The Bank of Korea (BOK) said in a statement that gross domestic product expanded 0.4 percent during the October to December period, compared to the previous three months when it grew 0.6 percent.
“It is hard to say the overall picture is positive,” said Chung Kyu-Il, a director at the BOK. Annual growth for Asia’s fourth-largest economy in 2016 was 2.7 percent, in line with the bank’s projection.
“Weakened private consumption, which accounts for around half of the GDP, is most to blame,” he said.
The political turmoil that erupted in October has brought huge numbers onto South Korea’s streets for weekly protests to demand Park’s immediate departure from office.

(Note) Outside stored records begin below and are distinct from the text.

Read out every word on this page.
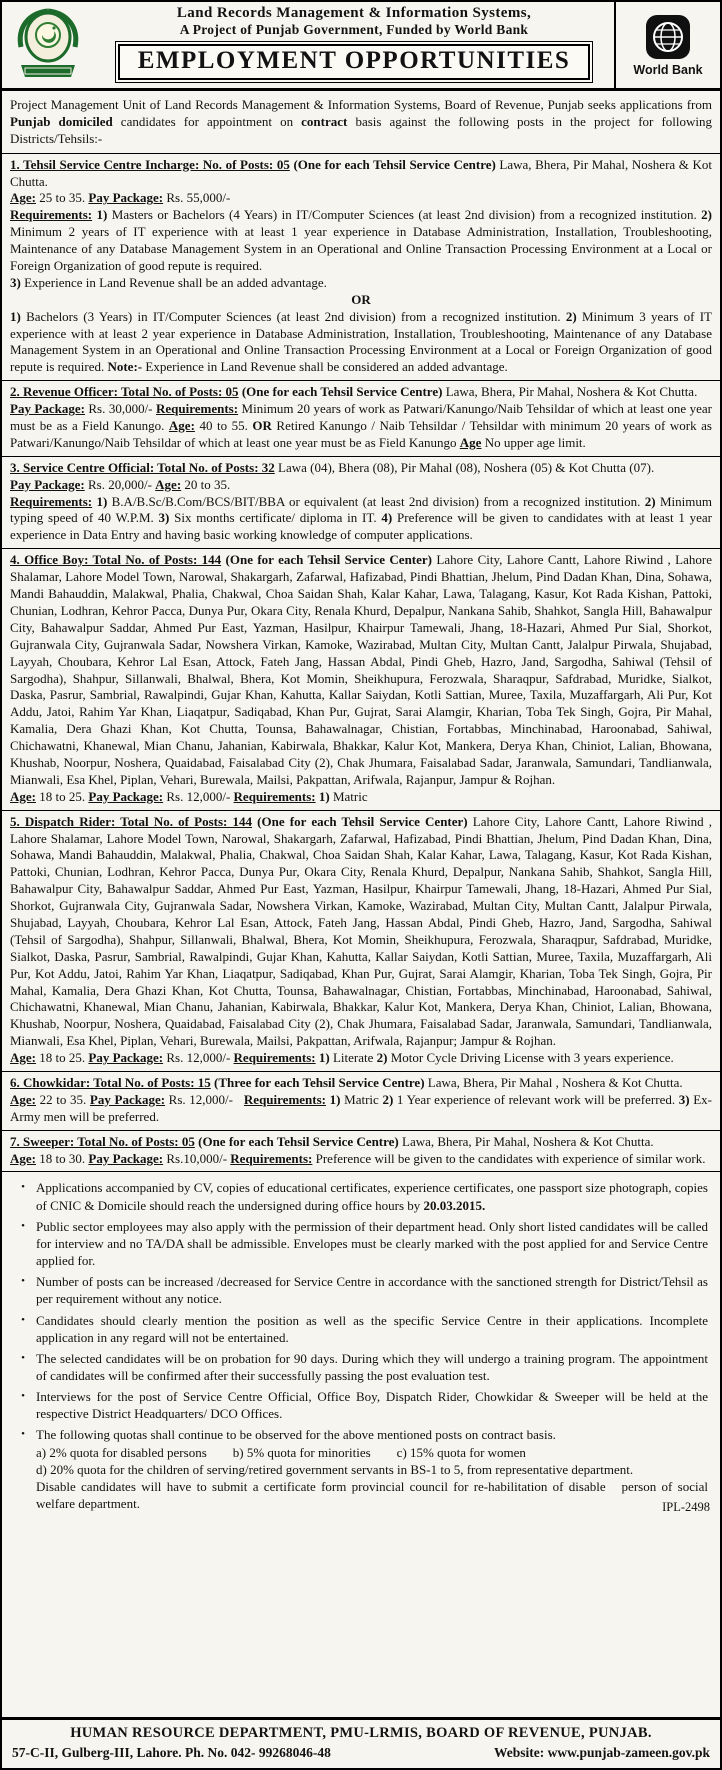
Land Records Management & Information Systems,
A Project of Punjab Government, Funded by World Bank
EMPLOYMENT OPPORTUNITIES	World Bank
Project Management Unit of Land Records Management & Information Systems, Board of Revenue, Punjab seeks applications from Punjab domiciled candidates for appointment on contract basis against the following posts in the project for following Districts/Tehsils:-

1. Tehsil Service Centre Incharge: No. of Posts: 05 (One for each Tehsil Service Centre) Lawa, Bhera, Pir Mahal, Noshera & Kot Chutta.

Age: 25 to 35. Pay Package: Rs. 55,000/-

Requirements: 1) Masters or Bachelors (4 Years) in IT/Computer Sciences (at least 2nd division) from a recognized institution. 2) Minimum 2 years of IT experience with at least 1 year experience in Database Administration, Installation, Troubleshooting, Maintenance of any Database Management System in an Operational and Online Transaction Processing Environment at a Local or Foreign Organization of good repute is required.

3) Experience in Land Revenue shall be an added advantage.

OR

1) Bachelors (3 Years) in IT/Computer Sciences (at least 2nd division) from a recognized institution. 2) Minimum 3 years of IT experience with at least 2 year experience in Database Administration, Installation, Troubleshooting, Maintenance of any Database Management System in an Operational and Online Transaction Processing Environment at a Local or Foreign Organization of good repute is required. Note:- Experience in Land Revenue shall be considered an added advantage.

2. Revenue Officer: Total No. of Posts: 05 (One for each Tehsil Service Centre) Lawa, Bhera, Pir Mahal, Noshera & Kot Chutta.

Pay Package: Rs. 30,000/- Requirements: Minimum 20 years of work as Patwari/Kanungo/Naib Tehsildar of which at least one year must be as a Field Kanungo. Age: 40 to 55. OR Retired Kanungo / Naib Tehsildar / Tehsildar with minimum 20 years of work as Patwari/Kanungo/Naib Tehsildar of which at least one year must be as Field Kanungo Age No upper age limit.

3. Service Centre Official: Total No. of Posts: 32 Lawa (04), Bhera (08), Pir Mahal (08), Noshera (05) & Kot Chutta (07).

Pay Package: Rs. 20,000/- Age: 20 to 35.

Requirements: 1) B.A/B.Sc/B.Com/BCS/BIT/BBA or equivalent (at least 2nd division) from a recognized institution. 2) Minimum typing speed of 40 W.P.M. 3) Six months certificate/ diploma in IT. 4) Preference will be given to candidates with at least 1 year experience in Data Entry and having basic working knowledge of computer applications.

4. Office Boy: Total No. of Posts: 144 (One for each Tehsil Service Center) Lahore City, Lahore Cantt, Lahore Riwind , Lahore Shalamar, Lahore Model Town, Narowal, Shakargarh, Zafarwal, Hafizabad, Pindi Bhattian, Jhelum, Pind Dadan Khan, Dina, Sohawa, Mandi Bahauddin, Malakwal, Phalia, Chakwal, Choa Saidan Shah, Kalar Kahar, Lawa, Talagang, Kasur, Kot Rada Kishan, Pattoki, Chunian, Lodhran, Kehror Pacca, Dunya Pur, Okara City, Renala Khurd, Depalpur, Nankana Sahib, Shahkot, Sangla Hill, Bahawalpur City, Bahawalpur Saddar, Ahmed Pur East, Yazman, Hasilpur, Khairpur Tamewali, Jhang, 18-Hazari, Ahmed Pur Sial, Shorkot, Gujranwala City, Gujranwala Sadar, Nowshera Virkan, Kamoke, Wazirabad, Multan City, Multan Cantt, Jalalpur Pirwala, Shujabad, Layyah, Choubara, Kehror Lal Esan, Attock, Fateh Jang, Hassan Abdal, Pindi Gheb, Hazro, Jand, Sargodha, Sahiwal (Tehsil of Sargodha), Shahpur, Sillanwali, Bhalwal, Bhera, Kot Momin, Sheikhupura, Ferozwala, Sharaqpur, Safdrabad, Muridke, Sialkot, Daska, Pasrur, Sambrial, Rawalpindi, Gujar Khan, Kahutta, Kallar Saiydan, Kotli Sattian, Muree, Taxila, Muzaffargarh, Ali Pur, Kot Addu, Jatoi, Rahim Yar Khan, Liaqatpur, Sadiqabad, Khan Pur, Gujrat, Sarai Alamgir, Kharian, Toba Tek Singh, Gojra, Pir Mahal, Kamalia, Dera Ghazi Khan, Kot Chutta, Tounsa, Bahawalnagar, Chistian, Fortabbas, Minchinabad, Haroonabad, Sahiwal, Chichawatni, Khanewal, Mian Chanu, Jahanian, Kabirwala, Bhakkar, Kalur Kot, Mankera, Derya Khan, Chiniot, Lalian, Bhowana, Khushab, Noorpur, Noshera, Quaidabad, Faisalabad City (2), Chak Jhumara, Faisalabad Sadar, Jaranwala, Samundari, Tandlianwala, Mianwali, Esa Khel, Piplan, Vehari, Burewala, Mailsi, Pakpattan, Arifwala, Rajanpur, Jampur & Rojhan.

Age: 18 to 25. Pay Package: Rs. 12,000/- Requirements: 1) Matric

5. Dispatch Rider: Total No. of Posts: 144 (One for each Tehsil Service Center) Lahore City, Lahore Cantt, Lahore Riwind , Lahore Shalamar, Lahore Model Town, Narowal, Shakargarh, Zafarwal, Hafizabad, Pindi Bhattian, Jhelum, Pind Dadan Khan, Dina, Sohawa, Mandi Bahauddin, Malakwal, Phalia, Chakwal, Choa Saidan Shah, Kalar Kahar, Lawa, Talagang, Kasur, Kot Rada Kishan, Pattoki, Chunian, Lodhran, Kehror Pacca, Dunya Pur, Okara City, Renala Khurd, Depalpur, Nankana Sahib, Shahkot, Sangla Hill, Bahawalpur City, Bahawalpur Saddar, Ahmed Pur East, Yazman, Hasilpur, Khairpur Tamewali, Jhang, 18-Hazari, Ahmed Pur Sial, Shorkot, Gujranwala City, Gujranwala Sadar, Nowshera Virkan, Kamoke, Wazirabad, Multan City, Multan Cantt, Jalalpur Pirwala, Shujabad, Layyah, Choubara, Kehror Lal Esan, Attock, Fateh Jang, Hassan Abdal, Pindi Gheb, Hazro, Jand, Sargodha, Sahiwal (Tehsil of Sargodha), Shahpur, Sillanwali, Bhalwal, Bhera, Kot Momin, Sheikhupura, Ferozwala, Sharaqpur, Safdrabad, Muridke, Sialkot, Daska, Pasrur, Sambrial, Rawalpindi, Gujar Khan, Kahutta, Kallar Saiydan, Kotli Sattian, Muree, Taxila, Muzaffargarh, Ali Pur, Kot Addu, Jatoi, Rahim Yar Khan, Liaqatpur, Sadiqabad, Khan Pur, Gujrat, Sarai Alamgir, Kharian, Toba Tek Singh, Gojra, Pir Mahal, Kamalia, Dera Ghazi Khan, Kot Chutta, Tounsa, Bahawalnagar, Chistian, Fortabbas, Minchinabad, Haroonabad, Sahiwal, Chichawatni, Khanewal, Mian Chanu, Jahanian, Kabirwala, Bhakkar, Kalur Kot, Mankera, Derya Khan, Chiniot, Lalian, Bhowana, Khushab, Noorpur, Noshera, Quaidabad, Faisalabad City (2), Chak Jhumara, Faisalabad Sadar, Jaranwala, Samundari, Tandlianwala, Mianwali, Esa Khel, Piplan, Vehari, Burewala, Mailsi, Pakpattan, Arifwala, Rajanpur; Jampur & Rojhan.

Age: 18 to 25. Pay Package: Rs. 12,000/- Requirements: 1) Literate 2) Motor Cycle Driving License with 3 years experience.

6. Chowkidar: Total No. of Posts: 15 (Three for each Tehsil Service Centre) Lawa, Bhera, Pir Mahal , Noshera & Kot Chutta.

Age: 22 to 35. Pay Package: Rs. 12,000/-   Requirements: 1) Matric 2) 1 Year experience of relevant work will be preferred. 3) Ex-Army men will be preferred.

7. Sweeper: Total No. of Posts: 05 (One for each Tehsil Service Centre) Lawa, Bhera, Pir Mahal, Noshera & Kot Chutta.

Age: 18 to 30. Pay Package: Rs.10,000/- Requirements: Preference will be given to the candidates with experience of similar work.

• Applications accompanied by CV, copies of educational certificates, experience certificates, one passport size photograph, copies of CNIC & Domicile should reach the undersigned during office hours by 20.03.2015.
• Public sector employees may also apply with the permission of their department head. Only short listed candidates will be called for interview and no TA/DA shall be admissible. Envelopes must be clearly marked with the post applied for and Service Centre applied for.
• Number of posts can be increased /decreased for Service Centre in accordance with the sanctioned strength for District/Tehsil as per requirement without any notice.
• Candidates should clearly mention the position as well as the specific Service Centre in their applications. Incomplete application in any regard will not be entertained.
• The selected candidates will be on probation for 90 days. During which they will undergo a training program. The appointment of candidates will be confirmed after their successfully passing the post evaluation test.
• Interviews for the post of Service Centre Official, Office Boy, Dispatch Rider, Chowkidar & Sweeper will be held at the respective District Headquarters/ DCO Offices.
• The following quotas shall continue to be observed for the above mentioned posts on contract basis.
a) 2% quota for disabled persons        b) 5% quota for minorities        c) 15% quota for women
d) 20% quota for the children of serving/retired government servants in BS-1 to 5, from representative department.
Disable candidates will have to submit a certificate form provincial council for re-habilitation of disable   person of social welfare department.	IPL-2498
HUMAN RESOURCE DEPARTMENT, PMU-LRMIS, BOARD OF REVENUE, PUNJAB.
57-C-II, Gulberg-III, Lahore. Ph. No. 042- 99268046-48	Website: www.punjab-zameen.gov.pk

The scandal centres on Park’s secret confidante Choi Soon-Sil, who is accused of using her ties with the president to extract money from conglomerates such as Samsung and meddle in state affairs.
Analysts say the scandal has hampered consumer sentiment with domestic demand expanding just 0.2 percent in the fourth quarter of 2016 compared to 0.5 percent growth posted in the previous three months.
Domestic political uncertainty and weakening consumer sentiment seem to have acted as a drag on domestic demand, Woo Jae-Joon, an economist for Bank of America Merrill Lynch told Bloomberg.
Kim Doo-Un, an economist for Hana Financial Investment, added: “I expect 2.4 percent expansion for 2017, and an extra budget and rate cut could be deployed within the first half.”
Earlier this month, the central bank revised down its growth projection for 2017 to 2.5 percent citing “deteriorations in economic sentiment” and kept its key interest rate at a record-low for the seventh consecutive month.